Parquet

Crunchy Bridge for Analytics includes read and write support for many of Parquet’s more complex types, including List, Array, Struct, Map, and Binary data.

These types will be created for you automatically when you use CREATE FOREIGN TABLE with type detection.

LIST and ARRAY types are automatically turned into array types on the Postgres side and operate just like Postgres arrays.

STRUCT types in Parquet get turned into composite types stored in a crunchy_struct schema; this lets you view STRUCT data in your Parquet files as if they are normal Postgres records.

Since nested composite types are not super common in Postgres you need to use syntax you may not be familiar to query directly from Postgres:

CREATE FOREIGN TABLE ov_places ()
SERVER crunchy_lake_analytics
OPTIONS (path 's3://overturemaps-us-west-2/release/2024-04-16-beta.0/theme=places/type=*/*/?s3_region=us-west-2', format 'parquet');
CREATE FOREIGN TABLE
postgres=# \d ov_places
                                                 Foreign table "public.ov_places"
   Column    |                                Type                                 | Collation | Nullable | Default | FDW options
-------------+---------------------------------------------------------------------+-----------+----------+---------+-------------
 id          | text                                                                |           |          |         |
 geometry    | bytea                                                               |           |          |         |
 bbox        | crunchy_struct.xmin_xmax_ymin_ymax_35464140                         |           |          |         |
 version     | integer                                                             |           |          |         |
 update_time | text                                                                |           |          |         |
 sources     | crunchy_struct.property_dataset_record_id_confidence_acf6e375[]     |           |          |         |
 names       | crunchy_struct.primary_common_rules_d47e3951                        |           |          |         |
 categories  | crunchy_struct.main_alternate_58e0a237                              |           |          |         |
 confidence  | double precision                                                    |           |          |         |
 websites    | text[]                                                              |           |          |         |
 socials     | text[]                                                              |           |          |         |
 emails      | text[]                                                              |           |          |         |
 phones      | text[]                                                              |           |          |         |
 brand       | crunchy_struct.wikidata_names_b40589be                              |           |          |         |
 addresses   | crunchy_struct.freeform_locality_postcode_region_country__4d9a9db[] |           |          |         |
 theme       | text                                                                |           |          |         |
 type        | text                                                                |           |          |         |
Server: crunchy_lake_analytics
FDW options: (path 's3://overturemaps-us-west-2/release/2024-04-16-beta.0/theme=places/type=*/*/?s3_region=us-west-2', format 'parquet')

The types that live in the crunchy_struct schema are the auto-generated composite types for the underlying STRUCT fields.
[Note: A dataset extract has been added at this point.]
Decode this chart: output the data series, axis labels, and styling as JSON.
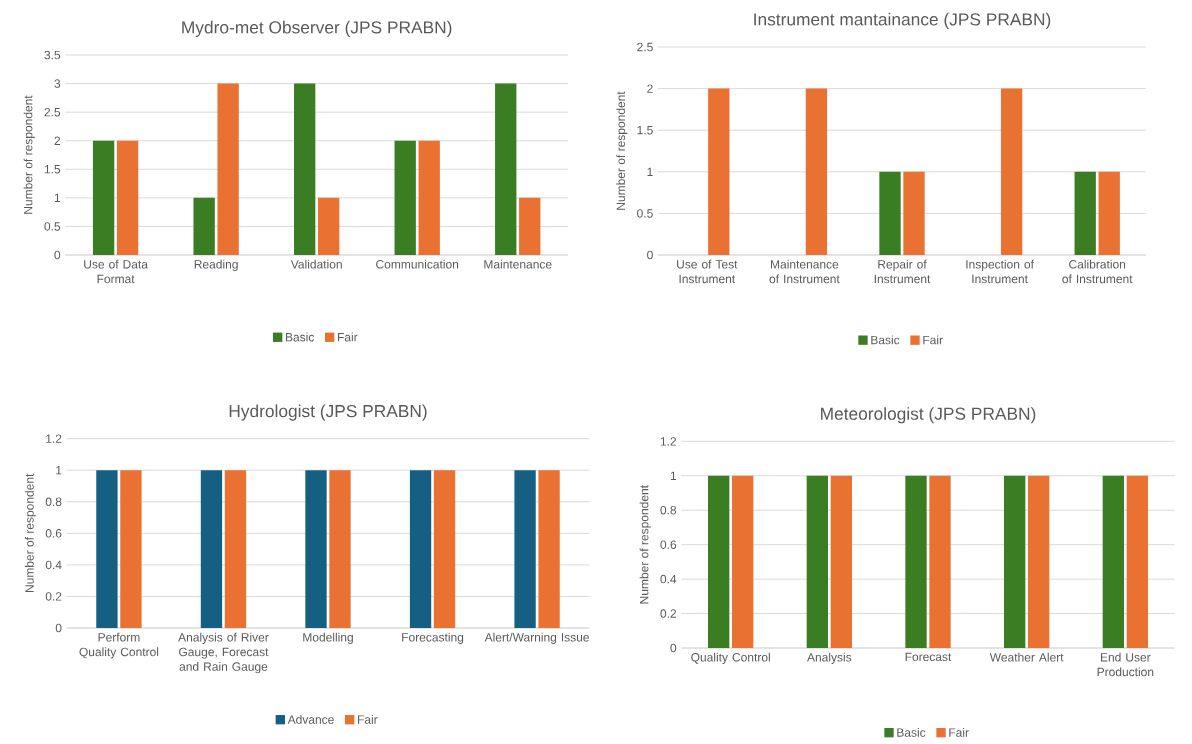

You can get information about the types via \d:

postgres=# \d crunchy_struct.wikidata_names_b40589be
                 Composite type "crunchy_struct.wikidata_names_b40589be"
  Column  |                     Type                     | Collation | Nullable | Default
----------+----------------------------------------------+-----------+----------+---------
 wikidata | text                                         |           |          |
 names    | crunchy_struct.primary_common_rules_d47e3951 |           |          |

In this case, you can see that the wikidata_names_b40589be type corresponds to the original type STRUCT { wikidata TEXT, names STRUCT { ... }} . In this case, the names field is a sub-struct, which is also created as a composite type, which you can see in a similar fashion:

postgres=# \d crunchy_struct.primary_common_rules_d47e3951
                      Composite type "crunchy_struct.primary_common_rules_d47e3951"
 Column  |                             Type                              | Collation | Nullable | Default
---------+---------------------------------------------------------------+-----------+----------+---------
 primary | text                                                          |           |          |
 common  | crunchy_map.key_text_val_text                                 |           |          |
 rules   | crunchy_struct.variant_language_value_between_side_3e87a822[] |           |          |

If you were to look at a single record of the top-level struct, it will display in a serialized form, since Postgres does not natively decompose multiple levels of types when it works:

select brand from ov_places where brand is not null limit 1;
brand
-----------------
 ("(Civeco,,)")
(1 row)

When you query inside Postgres against fields which are using STRUCT types you will need to utilize the composite type decomposition syntax; this looks like the following:

select brand from ov_places where brand is not null limit 1;
brand
-----------------
 (,''(Civeco,,)'')
(1 row)
select (brand).* from ov_places where brand is not null limit 1;
 wikidata |   names
----------+------------
          | (Civeco,,)
(1 row)
select ((brand).names).* from ov_places where brand is not null limit 1;
 primary | common | rules
---------+--------+-------
 Civeco  |        |
(1 row)

As you can see, the (foo).* syntax will decompose the composite type into the fields for that subtype, meaning you could do checks like:

select ((brand).names).* from ov_places where ((brand).names).primary <> 'Civeco' limit 1;
      primary       | common | rules
--------------------+--------+-------
 City Impact Church |        |
(1 row)

BINARY data used to be treated as TEXT, but now works transparently using the bytea type in Postgres, so binary data is fully readable/writeable in this form.

MAP types are imported as a custom type, managed by the crunchy_map extension. These types are created in the crunchy_map schema and are effectively an array of a composite key/value pairs. To lookup a specific value from a MAP field, you can use the -> operator (shorthand for the crunchy_map.extract function) which will automatically return the looked-up value, or NULL if such a value does not exist:

select attributes->2 from test_lookups where name = 'Colors';
column
----------
 Green
(1 row)